Cathie Wood Is Buying These Stocks, Should You?

Cathie Wood is an American investor best known as the founder, CEO, and CIO of ARK Investment Management, a firm specializing in actively managed exchange-traded funds (ETFs). Wood began her career as an analyst on Wall Street and later moved to institutional investment management. She is renowned for her focus on disruptive technology, as well as her aggressive portfolio management strategies.

The firm's flagship fund, the ARK Innovation ETF (NYSEARCA: ARKK), has been one of the best-performing ETFs since its inception. The fund, however, is down 52.54 percent over the past year and up 79.10% since its inception in 2014.

So let's peel back the curtain on some of Wood's holdings.

Exact Sciences Corp

Exact Sciences Corp (NASDAQ: EXAS) is a molecular diagnostics company focused on the early detection and prevention of some of the most lethal forms of cancer. The company is best known for its Cologuard test, a non-invasive colon cancer screening test, and Oncotype DX breast cancer test. Arkk has been a major shareholder in Exact Sciences Corp since 2014 and owns around 9.99 million shares.

The company is also Ark's largest portfolio holding, making up 9.74% of its holdings. Investors might be happy to know that Exact's selected revenue figures came in above the results it posted last year. Revenue excluding COVID-19 testing increased by 28% year over year, and the company expects to reach EBITDA profitability by Q4'22 and throughout FY2023.

The company is trading at overvalued levels per the MarketBeat consensus price target. Analysts predict that the company's stock price will contract by 9.4%, partly due to its sharp share price appreciation. Other bearish factors include a short interest ratio of 6.47% and $60,000 shares being sold by company insiders last quarter.

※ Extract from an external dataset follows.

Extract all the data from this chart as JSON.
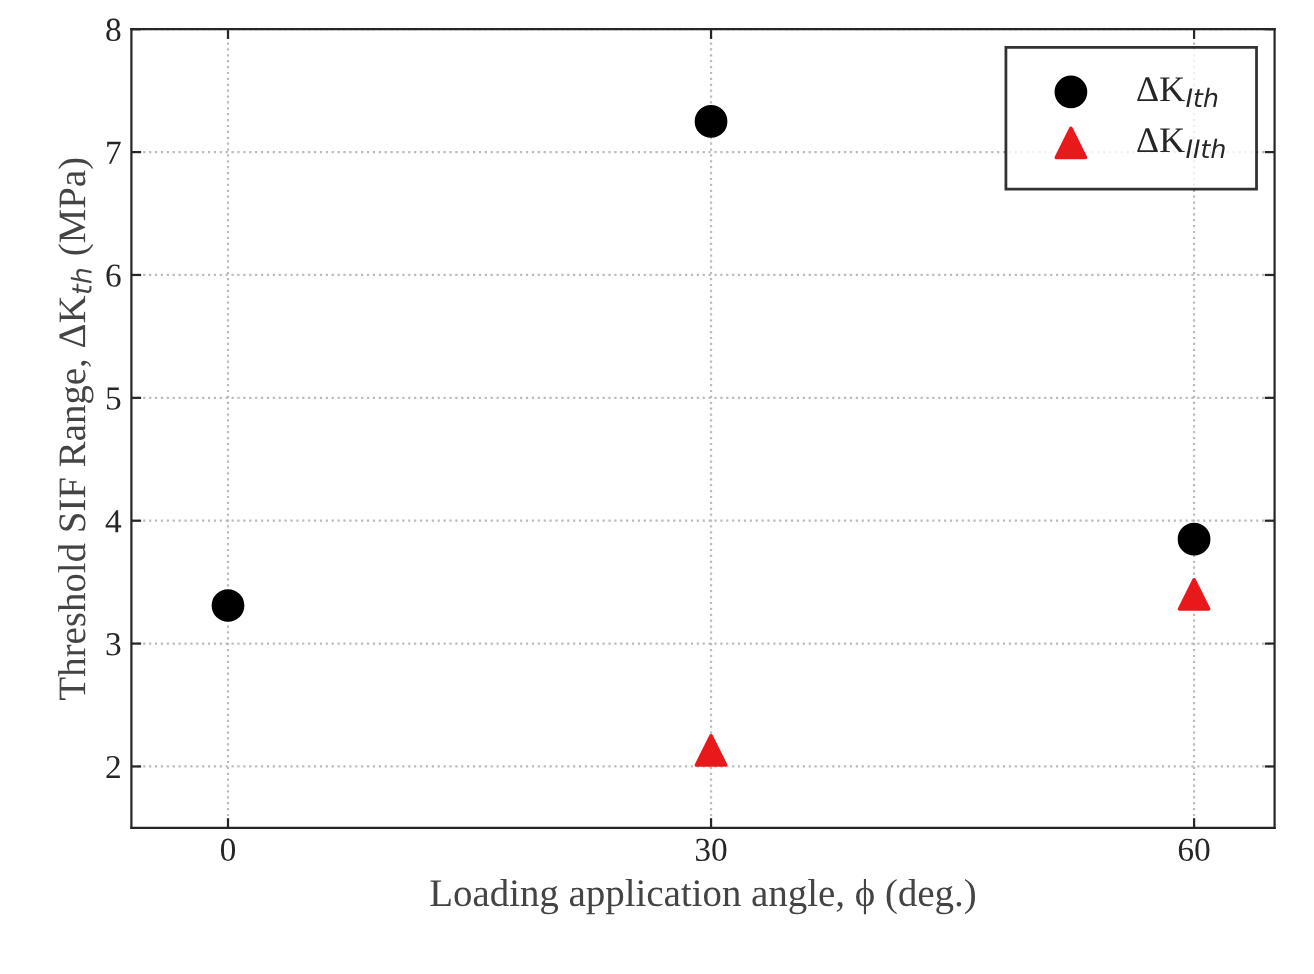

Zoom Video Communications (NASDAQ: ZM) is a leading provider of cloud-based video communications services. It is one of the key players in the fast-growing online video conferencing industry and is currently valued at over $20 billion. The company was founded in 2011 and has rapidly grown to become one of the most popular video conferencing solutions. 

Ark is one of the largest shareholders of Zoom. According to the latest filings from Ark, the fund currently holds a 4.34% stake in the company. Furthermore, Zoom makes up 8.51% of Zoom's portfolio.

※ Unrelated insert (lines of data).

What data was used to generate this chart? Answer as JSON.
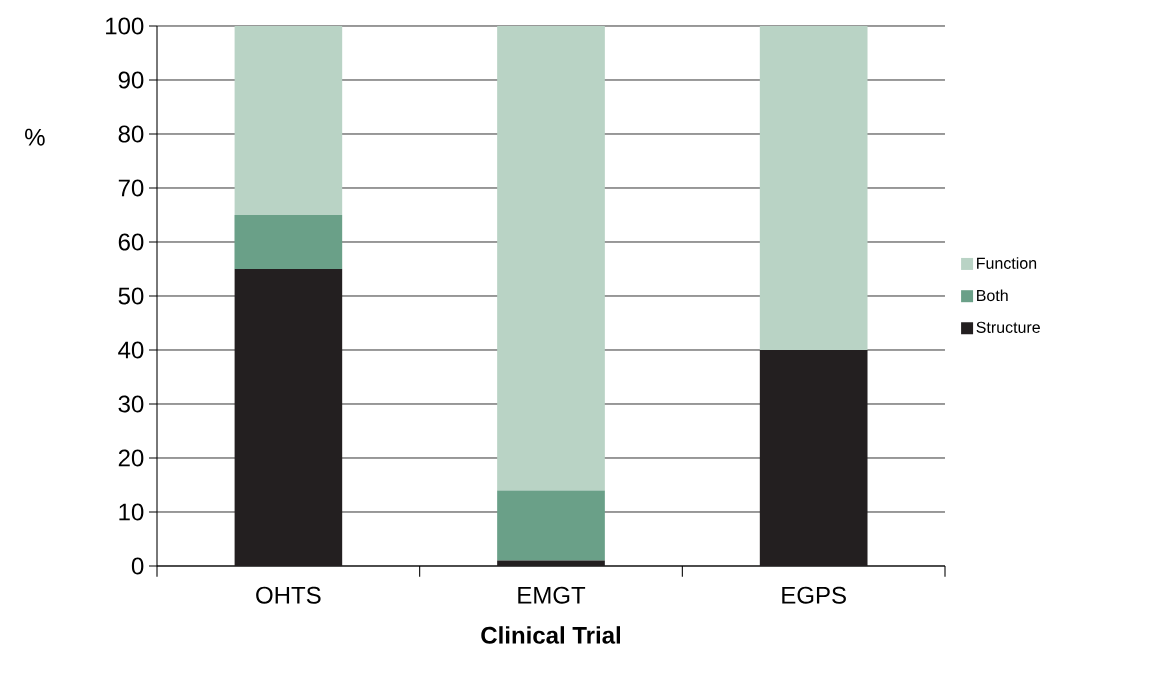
{
  "chart_data": {
    "type": "bar",
    "stacked": true,
    "categories": [
      "OHTS",
      "EMGT",
      "EGPS"
    ],
    "series": [
      {
        "name": "Structure",
        "color": "#231f20",
        "values": [
          55,
          1,
          40
        ]
      },
      {
        "name": "Both",
        "color": "#6aa088",
        "values": [
          10,
          13,
          0
        ]
      },
      {
        "name": "Function",
        "color": "#b9d3c5",
        "values": [
          35,
          86,
          60
        ]
      }
    ],
    "xlabel": "Clinical Trial",
    "ylabel": "%",
    "ylim": [
      0,
      100
    ],
    "yticks": [
      0,
      10,
      20,
      30,
      40,
      50,
      60,
      70,
      80,
      90,
      100
    ],
    "grid": "y",
    "legend": "right"
  }
}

The fund's investment in Zoom provides them with an opportunity to capitalize on the growth of its industry and build a long-term position in a company well-positioned to benefit from the ongoing shift to remote work, despite the pandemic losing steam.

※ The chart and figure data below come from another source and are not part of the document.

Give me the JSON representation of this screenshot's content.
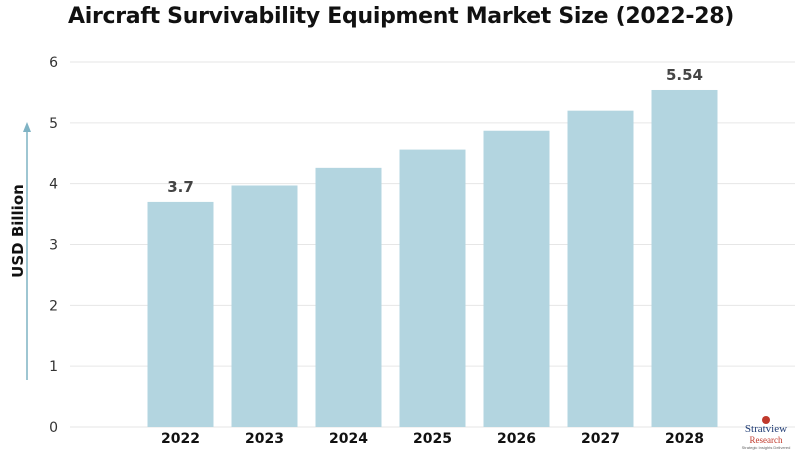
{
  "chart_data": {
    "type": "bar",
    "title": "Aircraft Survivability Equipment Market Size (2022-28)",
    "ylabel": "USD Billion",
    "xlabel": "",
    "categories": [
      "2022",
      "2023",
      "2024",
      "2025",
      "2026",
      "2027",
      "2028"
    ],
    "values": [
      3.7,
      3.97,
      4.26,
      4.56,
      4.87,
      5.2,
      5.54
    ],
    "data_labels": [
      "3.7",
      "",
      "",
      "",
      "",
      "",
      "5.54"
    ],
    "ylim": [
      0,
      6
    ],
    "yticks": [
      "0",
      "1",
      "2",
      "3",
      "4",
      "5",
      "6"
    ],
    "grid": true,
    "bar_color": "#b3d5e0",
    "axis_arrow_color": "#7fb3c4"
  },
  "logo": {
    "line1": "Stratview",
    "line2": "Research",
    "line3": "Strategic Insights Delivered"
  }
}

According to analysts, Zoom's share could also be snapped up at a relative bargain. It's currently trading 51.6% below the MarketBeat consensus price target. However, its EPS is also expected to contract a massive 40.63% from $1.28 to $0.76 per share.


Tesla (NASDAQ: TSLA) is Ark's third-largest portfolio holding. It constitutes around 6.95% of Ark's portfolio value and has caused controversy for Cathie Wood.

Critics of the move have argued that such a large investment in a single company is too risky for a fund that has been around for only a few years. Furthermore, they point out that Tesla is a volatile stock prone to wide price swings, making it a risky bet.

Tesla's stock price is currently down 62.01% over the past year, severely curbing its previously meteoric price-to-earnings (P/E) ratio, thus undervalued on a relative basis.

Tesla has made significant strides in developing its electric vehicles, which are becoming increasingly popular. Its Model 3 has become the best-selling luxury car in the USA and is being embraced by people worldwide. The company has also been making significant investments in autonomous driving technology, which could be a major growth driver in the coming years.

According to analysts, the situation for Tesla could be in the process of improving. It's currently 70.4% below the MarketBeat consensus price target , and its EPS has a projected earnings growth of 27.78%. That reflects an appreciation from $3.60 to $4.60 per share.